Anthropic Unveils Claude Mythos Preview, Raising Alarm Over AI‑Powered Exploit Capabilities

Key Points
- Anthropic released Claude Mythos Preview, an AI that can find software flaws and generate exploits.
- Distribution limited to Project Glasswing members: Microsoft, Apple, Google, Linux Foundation, among others.
- Model claims ability to create multi‑stage exploit chains, potentially enabling zero‑click attacks.
- Security experts warn the tool could lower the skill barrier for sophisticated hacking techniques.
- Industry leaders, including Cisco and former CISA director Jen Easterly, call for machine‑scale defenses.
- U.S. Treasury and Federal Reserve officials discussed the potential economic impact of AI‑driven exploits.
- Anthropic aims to give defenders a head start by sharing the model with a select group of organizations.

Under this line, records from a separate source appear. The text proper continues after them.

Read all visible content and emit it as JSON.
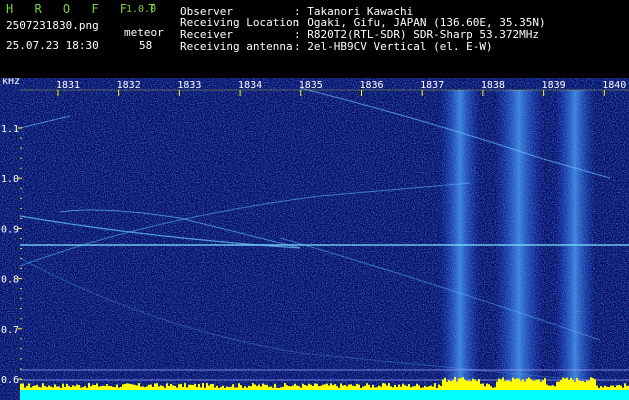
{
  "header": {
    "app_name": "H R O F F T",
    "version": "1.0.0",
    "filename": "2507231830.png",
    "datetime": "25.07.23 18:30",
    "meteor_label": "meteor",
    "meteor_count": "58",
    "info_rows": [
      {
        "label": "Observer",
        "value": ": Takanori Kawachi"
      },
      {
        "label": "Receiving Location",
        "value": ": Ogaki, Gifu, JAPAN (136.60E, 35.35N)"
      },
      {
        "label": "Receiver",
        "value": ": R820T2(RTL-SDR) SDR-Sharp 53.372MHz"
      },
      {
        "label": "Receiving antenna",
        "value": ": 2el-HB9CV Vertical (el. E-W)"
      }
    ]
  },
  "spectrogram": {
    "unit_label": "kHz",
    "time_ticks": [
      "1831",
      "1832",
      "1833",
      "1834",
      "1835",
      "1836",
      "1837",
      "1838",
      "1839",
      "1840"
    ],
    "freq_ticks": [
      "1.1",
      "1.0",
      "0.9",
      "0.8",
      "0.7",
      "0.6"
    ],
    "colors": {
      "background": "#050b5e",
      "noise": "#1a3bd8",
      "bright": "#7fe0ff",
      "tick": "#ffff00",
      "level": "#00ffff"
    }
  }
}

Anthropic announced the limited release of Claude Mythos Preview, an AI model that can autonomously discover software flaws and generate working exploits. The company has placed the model in the hands of a select group of tech giants—including Microsoft, Apple, Google, and the Linux Foundation—through a consortium called Project Glasswing. Security experts say the system could dramatically lower the skill bar for creating multi‑stage exploit chains, prompting a reassessment of how organizations develop, patch, and defend software. Government officials are already discussing the potential fallout, underscoring the model’s far‑reaching implications.

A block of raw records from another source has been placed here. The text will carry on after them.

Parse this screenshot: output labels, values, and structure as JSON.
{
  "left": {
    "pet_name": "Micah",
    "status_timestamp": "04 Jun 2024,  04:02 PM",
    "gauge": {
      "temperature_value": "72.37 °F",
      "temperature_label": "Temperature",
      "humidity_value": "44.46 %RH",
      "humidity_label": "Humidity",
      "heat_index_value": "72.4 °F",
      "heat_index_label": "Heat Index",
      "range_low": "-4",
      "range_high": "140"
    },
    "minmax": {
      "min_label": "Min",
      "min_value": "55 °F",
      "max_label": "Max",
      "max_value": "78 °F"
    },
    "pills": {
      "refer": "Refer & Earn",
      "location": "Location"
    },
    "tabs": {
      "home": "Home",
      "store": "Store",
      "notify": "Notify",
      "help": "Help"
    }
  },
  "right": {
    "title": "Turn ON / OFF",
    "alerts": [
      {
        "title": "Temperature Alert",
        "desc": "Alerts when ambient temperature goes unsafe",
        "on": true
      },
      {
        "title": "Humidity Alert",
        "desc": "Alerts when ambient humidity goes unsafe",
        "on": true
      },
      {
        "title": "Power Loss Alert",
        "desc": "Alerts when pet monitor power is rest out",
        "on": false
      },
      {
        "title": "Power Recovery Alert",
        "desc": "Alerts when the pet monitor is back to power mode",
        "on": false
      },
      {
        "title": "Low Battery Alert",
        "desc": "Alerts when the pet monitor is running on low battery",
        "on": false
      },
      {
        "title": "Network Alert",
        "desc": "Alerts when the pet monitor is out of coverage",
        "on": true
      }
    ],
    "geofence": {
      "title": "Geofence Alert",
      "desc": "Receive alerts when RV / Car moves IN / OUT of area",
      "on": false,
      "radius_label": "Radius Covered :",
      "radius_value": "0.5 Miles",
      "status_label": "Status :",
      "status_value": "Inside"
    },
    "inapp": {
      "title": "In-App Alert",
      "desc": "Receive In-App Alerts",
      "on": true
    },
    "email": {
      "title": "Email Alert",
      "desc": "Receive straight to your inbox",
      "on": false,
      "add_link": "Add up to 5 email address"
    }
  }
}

Anthropic rolled out Claude Mythos Preview this week, positioning the new generative AI as a watershed moment for cybersecurity. The model claims the ability to locate vulnerabilities across operating systems, browsers, and other software, then automatically craft functional exploits. Anthropic is limiting distribution to a handful of organizations under the banner of Project Glasswing, a coalition that includes Microsoft, Apple, Google, and the Linux Foundation.

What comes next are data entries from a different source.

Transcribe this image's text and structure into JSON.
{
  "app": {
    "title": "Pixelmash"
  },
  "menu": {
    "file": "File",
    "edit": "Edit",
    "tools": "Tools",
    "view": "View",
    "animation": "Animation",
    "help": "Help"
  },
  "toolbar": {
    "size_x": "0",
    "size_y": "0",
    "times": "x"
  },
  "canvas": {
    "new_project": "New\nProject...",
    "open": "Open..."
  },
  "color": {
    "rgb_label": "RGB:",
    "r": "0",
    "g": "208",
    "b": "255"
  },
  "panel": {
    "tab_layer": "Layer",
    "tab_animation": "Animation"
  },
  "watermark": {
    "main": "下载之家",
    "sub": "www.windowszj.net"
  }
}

Security leaders say the technology could compress the timeline for turning a discovered flaw into a weaponized attack. "Mythos is really good at coming up with multistage vulnerabilities and providing proof of exploitation," said Niels Provos, a veteran security engineer. The model’s capacity to stitch together "exploit chains"—sequences of vulnerabilities that together compromise a target without user interaction—could make zero‑click attacks more commonplace.
Critics remain skeptical of Anthropic’s hype. Some argue that AI‑assisted vulnerability hunting already exists and that Mythos Preview represents an incremental, not revolutionary, shift. Davi Ottenheimer, a longtime security consultant, likened the buzz to a classic hype cycle, noting that the model’s real‑world impact will depend on how quickly attackers can wield it at scale.
Nonetheless, industry executives are treating the development as a warning sign. Cisco’s president and chief product officer, Jeetu Patel, told reporters that defending against machine‑scale attacks will require machine‑scale defenses. "If billions of agents are going to attack my infrastructure, I need to defend it effectively," Patel said.
Government officials have joined the conversation. Treasury Secretary Scott Bessent and Federal Reserve Chair Jerome Powell met with finance‑sector leaders to discuss the potential fallout from AI‑driven exploits. Their involvement signals that policymakers view the threat as extending beyond the tech sphere into broader economic stability.
Anthropic’s own red‑team lead, Logan Graham, emphasized that the limited rollout is meant to give defenders a head start. "Our goal is to kick things off and get the model into the hands of defenders," he said. The company hopes that early exposure will prompt software developers to embed security deeper into the design process, rather than relying on after‑the‑fact patches.
Experts like Jen Easterly, former director of the Cybersecurity and Infrastructure Security Agency, see the episode as an opportunity to shift the industry toward "secure‑by‑design" practices. "Project Glasswing could usher in a future where AI helps us move beyond endlessly defending against flawed software," Easterly wrote.
While Mythos Preview is not expected to upend the cybersecurity landscape overnight, its arrival may accelerate the pace at which attackers assemble complex exploit chains. Alex Zenla, CTO of cloud‑security firm Edera, cautioned that the model lowers the expertise required to orchestrate sophisticated attacks, potentially widening the pool of threat actors.
As the technology spreads, organizations will need to rethink patch cycles, vulnerability management, and threat‑intel workflows. Whether Mythos Preview becomes a catalyst for a broader security transformation or simply another chapter in the AI hype narrative remains to be seen, but the conversation it has sparked is already reshaping how the industry thinks about AI and risk.